A context window (also called context length) is the maximum number of tokens that a large language model can process in a single interaction. It defines the total "working memory" of the model — encompassing the system prompt, conversation history, retrieved documents, and the generated response. Any information beyond the context window is invisible to the model.

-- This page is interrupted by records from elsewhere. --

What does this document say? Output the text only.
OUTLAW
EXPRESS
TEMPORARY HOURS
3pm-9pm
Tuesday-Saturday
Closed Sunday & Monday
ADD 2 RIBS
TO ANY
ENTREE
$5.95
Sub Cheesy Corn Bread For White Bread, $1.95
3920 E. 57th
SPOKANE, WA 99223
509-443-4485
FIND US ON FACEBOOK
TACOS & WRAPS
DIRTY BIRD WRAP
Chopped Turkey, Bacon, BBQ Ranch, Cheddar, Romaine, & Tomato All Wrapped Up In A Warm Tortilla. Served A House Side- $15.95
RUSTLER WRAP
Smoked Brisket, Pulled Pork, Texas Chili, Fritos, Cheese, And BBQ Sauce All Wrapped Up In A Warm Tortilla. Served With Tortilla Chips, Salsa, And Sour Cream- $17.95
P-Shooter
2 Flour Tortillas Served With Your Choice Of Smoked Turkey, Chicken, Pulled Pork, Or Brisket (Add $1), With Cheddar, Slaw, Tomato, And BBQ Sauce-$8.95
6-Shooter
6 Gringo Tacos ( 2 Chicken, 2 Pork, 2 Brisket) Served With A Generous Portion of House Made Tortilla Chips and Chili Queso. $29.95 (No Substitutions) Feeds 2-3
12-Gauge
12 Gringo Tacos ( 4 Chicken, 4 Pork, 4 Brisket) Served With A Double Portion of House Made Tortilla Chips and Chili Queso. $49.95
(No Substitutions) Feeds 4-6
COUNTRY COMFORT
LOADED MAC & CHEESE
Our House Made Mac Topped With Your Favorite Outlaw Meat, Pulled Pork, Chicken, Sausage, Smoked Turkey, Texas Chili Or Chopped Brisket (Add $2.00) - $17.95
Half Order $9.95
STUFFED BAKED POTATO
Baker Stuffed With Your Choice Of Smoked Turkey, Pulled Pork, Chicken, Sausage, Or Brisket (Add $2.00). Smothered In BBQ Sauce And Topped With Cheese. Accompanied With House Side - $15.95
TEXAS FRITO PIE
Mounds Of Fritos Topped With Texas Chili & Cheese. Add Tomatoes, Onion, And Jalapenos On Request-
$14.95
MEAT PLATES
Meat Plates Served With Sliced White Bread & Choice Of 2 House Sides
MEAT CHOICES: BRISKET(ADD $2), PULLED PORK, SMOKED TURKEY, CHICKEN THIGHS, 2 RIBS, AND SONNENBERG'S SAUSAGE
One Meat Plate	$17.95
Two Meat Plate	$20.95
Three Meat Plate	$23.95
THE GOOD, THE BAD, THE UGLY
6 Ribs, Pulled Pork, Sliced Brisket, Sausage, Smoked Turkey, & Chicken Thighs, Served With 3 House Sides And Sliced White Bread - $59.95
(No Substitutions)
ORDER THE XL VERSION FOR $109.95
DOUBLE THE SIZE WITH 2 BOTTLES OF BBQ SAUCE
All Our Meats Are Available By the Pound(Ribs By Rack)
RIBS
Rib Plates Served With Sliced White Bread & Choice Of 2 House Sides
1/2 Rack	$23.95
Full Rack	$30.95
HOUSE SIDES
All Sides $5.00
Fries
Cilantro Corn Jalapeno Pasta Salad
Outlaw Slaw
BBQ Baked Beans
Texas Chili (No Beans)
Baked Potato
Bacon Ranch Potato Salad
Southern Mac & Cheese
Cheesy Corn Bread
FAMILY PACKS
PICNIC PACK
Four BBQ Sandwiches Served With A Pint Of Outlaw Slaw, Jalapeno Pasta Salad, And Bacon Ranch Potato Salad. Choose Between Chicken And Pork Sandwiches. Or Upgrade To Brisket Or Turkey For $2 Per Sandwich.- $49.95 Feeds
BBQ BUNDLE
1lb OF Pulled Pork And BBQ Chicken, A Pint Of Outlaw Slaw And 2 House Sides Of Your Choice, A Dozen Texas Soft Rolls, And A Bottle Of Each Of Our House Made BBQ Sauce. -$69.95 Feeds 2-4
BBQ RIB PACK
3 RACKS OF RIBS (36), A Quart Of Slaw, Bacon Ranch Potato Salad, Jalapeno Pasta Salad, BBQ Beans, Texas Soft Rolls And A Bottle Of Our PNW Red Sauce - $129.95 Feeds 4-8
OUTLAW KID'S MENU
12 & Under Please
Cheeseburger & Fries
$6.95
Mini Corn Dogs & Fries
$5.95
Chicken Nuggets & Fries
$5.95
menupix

Why Context Windows Matter
The context window directly impacts what an LLM can do:
- Small window (4K tokens) — Can handle short conversations and simple queries
- Medium window (32K-128K tokens) — Can process long documents, code files, or extended conversations
- Large window (200K-1M+ tokens) — Can analyze entire books, codebases, or massive document collections
Context Window Sizes
| Model | Context Window | Approximate Pages |
|---|---|---|
| GPT-3.5 | 4K / 16K tokens | 3–12 pages |
| GPT-4 | 128K tokens | ~96 pages |
| Claude 3.5 Sonnet | 200K tokens | ~150 pages |
| Gemini 1.5 Pro | 1M+ tokens | ~750+ pages |
| LLaMA 3 | 128K tokens | ~96 pages |
How Context Windows Work
Input + Output = Total Context
The context window includes everything — your prompt, system instructions, conversation history, retrieved documents, AND the model's response. A 128K context window means the sum of all input and output tokens cannot exceed 128K.
Attention Mechanism
The transformer architecture processes all tokens in the context window through self-attention, where every token can attend to every other token. This is why longer context windows are computationally expensive — the cost scales quadratically with length.
Context Window vs. Memory
LLMs have no true long-term memory — the context window is their entire "working memory." Once a conversation exceeds the context window, earlier messages are either:
- Truncated (removed from the start)
- Summarized (compressed into shorter form)
- Lost entirely
Managing Context Effectively
- Retrieval-Augmented Generation (RAG) — Retrieve only relevant information instead of stuffing everything into context
- Conversation Summarization — Periodically summarize long conversations to save space
- Chunking — Break large documents into relevant sections and only include what's needed
- System Prompt Optimization — Keep system instructions concise
- Priority Ordering — Place the most important information where the model attends most strongly
The "Lost in the Middle" Problem
Research shows that LLMs pay more attention to information at the beginning and end of the context window, sometimes missing crucial details in the middle. This means placement of information within the context matters, not just whether it's included.